François est assis devant son bureau. Il tape sur le clavier de son ordinateur, se relit en marmonnant.
François. — Nul ! C’est complètement nul ! (Il prend une feuille de papier, griffonne, raye, fait une boule de sa feuille, la jette dans la corbeille, recommence, soupire, refait rageusement une boule.) Et zut ! C’est pas possible ! Mais qu’est-ce qui m’arrive, bon sang ?
Nelly arrive, une tasse à la main. Elle parle à voix basse.
Nelly. — Je peux ? J’ai pensé qu’une tasse de thé…
François. — Tu sais bien que j’en bois jamais.
Nelly. — Oui, mais comme tu prends déjà beaucoup de café…
François. — Écoute, c’est gentil mais j’aimerais surtout être tranquille.

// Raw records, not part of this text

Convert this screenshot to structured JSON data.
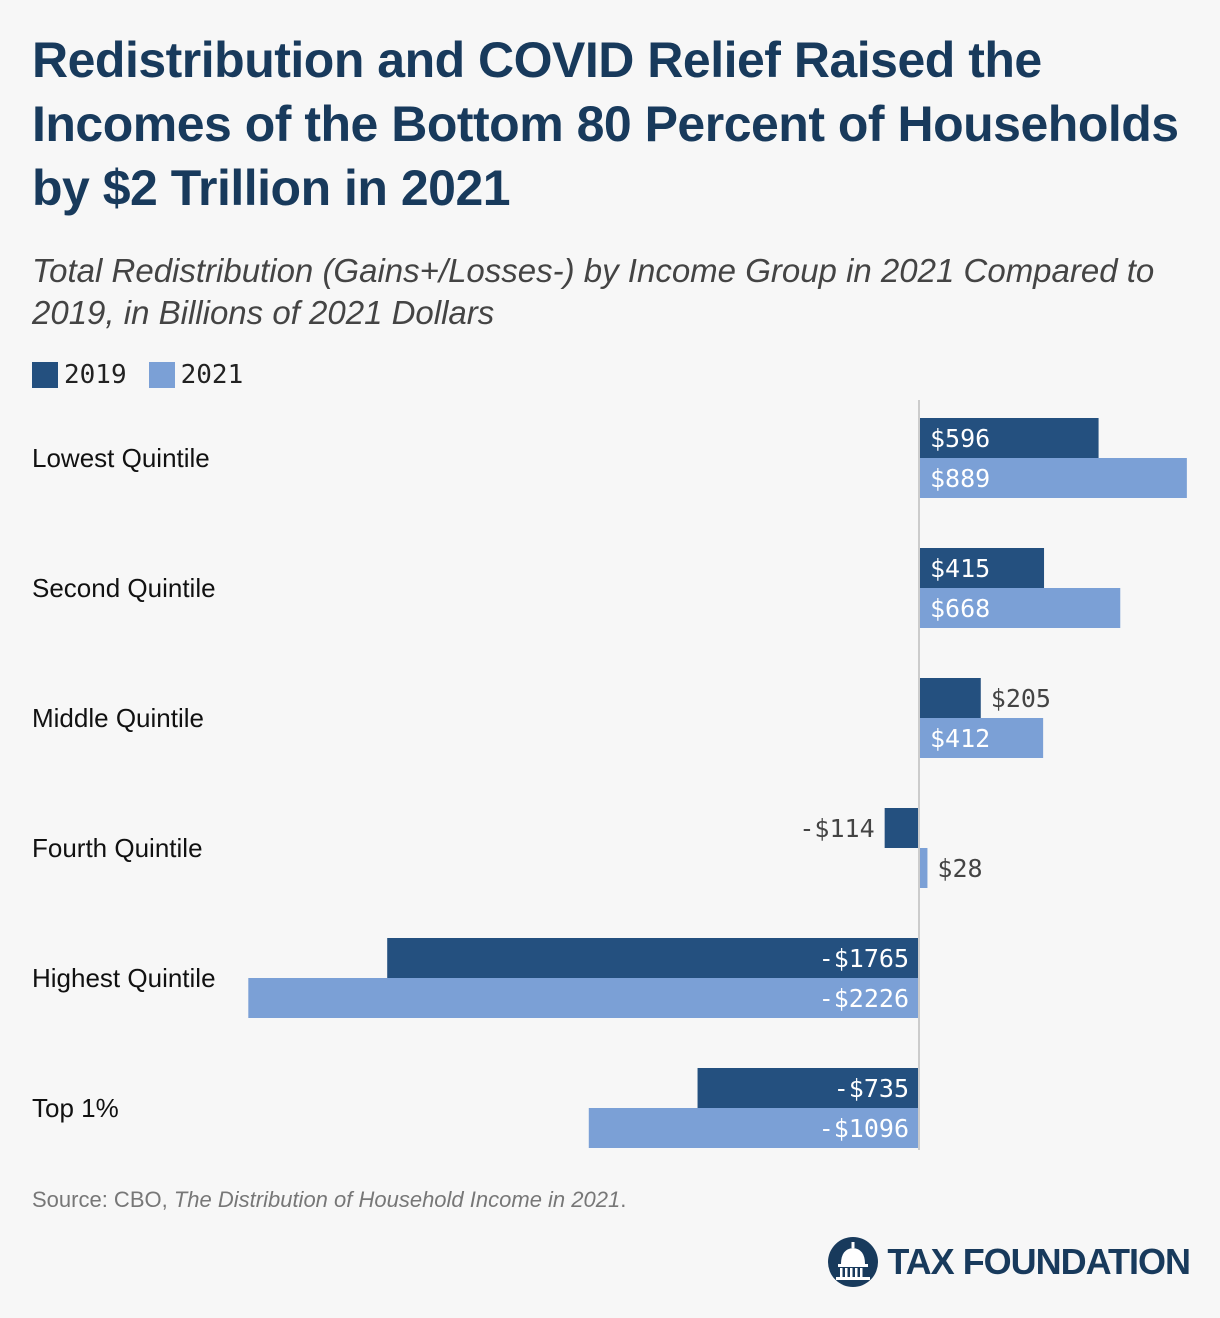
{
  "title": "Redistribution and COVID Relief Raised the Incomes of the Bottom 80 Percent of Households by $2 Trillion in 2021",
  "subtitle": "Total Redistribution (Gains+/Losses-) by Income Group in 2021 Compared to 2019, in Billions of 2021 Dollars",
  "source": {
    "prefix": "Source: CBO, ",
    "title": "The Distribution of Household Income in 2021",
    "suffix": "."
  },
  "logo": {
    "text": "TAX FOUNDATION",
    "icon": "capitol-dome-icon"
  },
  "colors": {
    "series_2019": "#24507f",
    "series_2021": "#7ba0d6",
    "title": "#183a5c"
  },
  "chart_data": {
    "type": "bar",
    "orientation": "horizontal",
    "categories": [
      "Lowest Quintile",
      "Second Quintile",
      "Middle Quintile",
      "Fourth Quintile",
      "Highest Quintile",
      "Top 1%"
    ],
    "series": [
      {
        "name": "2019",
        "values": [
          596,
          415,
          205,
          -114,
          -1765,
          -735
        ],
        "labels": [
          "$596",
          "$415",
          "$205",
          "-$114",
          "-$1765",
          "-$735"
        ]
      },
      {
        "name": "2021",
        "values": [
          889,
          668,
          412,
          28,
          -2226,
          -1096
        ],
        "labels": [
          "$889",
          "$668",
          "$412",
          "$28",
          "-$2226",
          "-$1096"
        ]
      }
    ],
    "legend_position": "top-left",
    "grid": false
  }
}
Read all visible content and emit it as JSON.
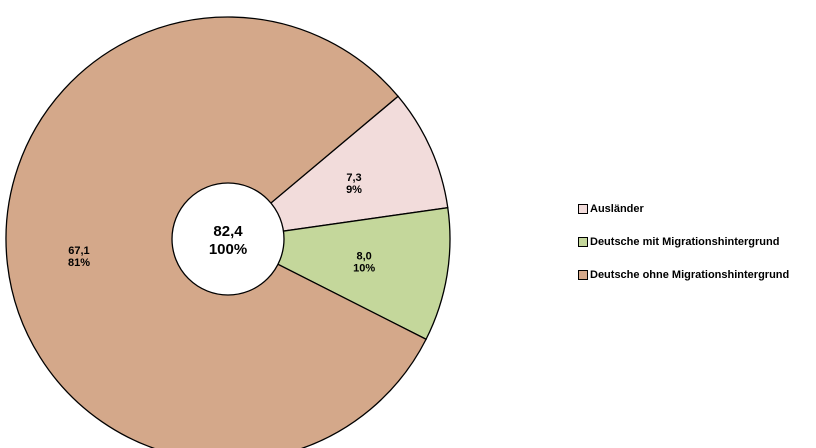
{
  "chart_data": {
    "type": "pie",
    "style": "donut",
    "center": {
      "value": "82,4",
      "percent": "100%"
    },
    "slices": [
      {
        "name": "Ausländer",
        "value": 7.3,
        "value_label": "7,3",
        "percent_label": "9%",
        "color": "#f2dcdb"
      },
      {
        "name": "Deutsche mit Migrationshintergrund",
        "value": 8.0,
        "value_label": "8,0",
        "percent_label": "10%",
        "color": "#c4d79b"
      },
      {
        "name": "Deutsche ohne Migrationshintergrund",
        "value": 67.1,
        "value_label": "67,1",
        "percent_label": "81%",
        "color": "#d4a88a"
      }
    ],
    "legend_position": "right"
  }
}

J’ai besoin de concentration.
Nelly. — Oui, oui, je sais. (Elle pose la tasse.) Je te la laisse ici, au cas où… Alors ? Ça avance ? (Regard noir de François.) Oh là là ! C’est pas la peine de me regarder comme ça ! Ce que tu peux être de mauvaise humeur quand tu écris !
Le téléphone sonne.
François. — Je te parie que c’est encore lui !
Nelly. — Qui ça ?
François. — L’éditeur ! Il n’arrête pas, il me poursuit, c’est du harcèlement moral !
Nelly. — Réponds, c’est peut-être quelqu’un d’autre…
Il soupire, décroche, met la main sur le combiné.
François. — Qu’est-ce que je t’avais dit ! C’est lui !
Il appuie sur le haut-parleur et on entend l’éditeur. Il lui répond tout en faisant les cent pas dans la pièce.
Éditeur. — Allô ! Allô ! François ?
François. — Allô, oui, bonj…
Éditeur. — Alors ? Vous en êtes où ?
François. — Eh bien, ça avance… doucement.
Éditeur. — Doucement ! Il va falloir passer à la vitesse supérieure, enfin ! La sortie des nouveautés est prévue dans un mois !
François. — Oui, je sais, mais…
Éditeur. — Je vous rappelle que vous avez intérêt à sortir une pièce chaque année. On est vite oublié, vous savez, et j’en connais qui sont prêts à tout pour être dans le trio de tête. Bref, elle est bientôt finie, j’espère !
François. — Pratiquement. Quelques détails encore à revoir, c’est tout.
Éditeur. — Il me la faut pour après-demain.
François. — Après-demain ? C’est un peu juste…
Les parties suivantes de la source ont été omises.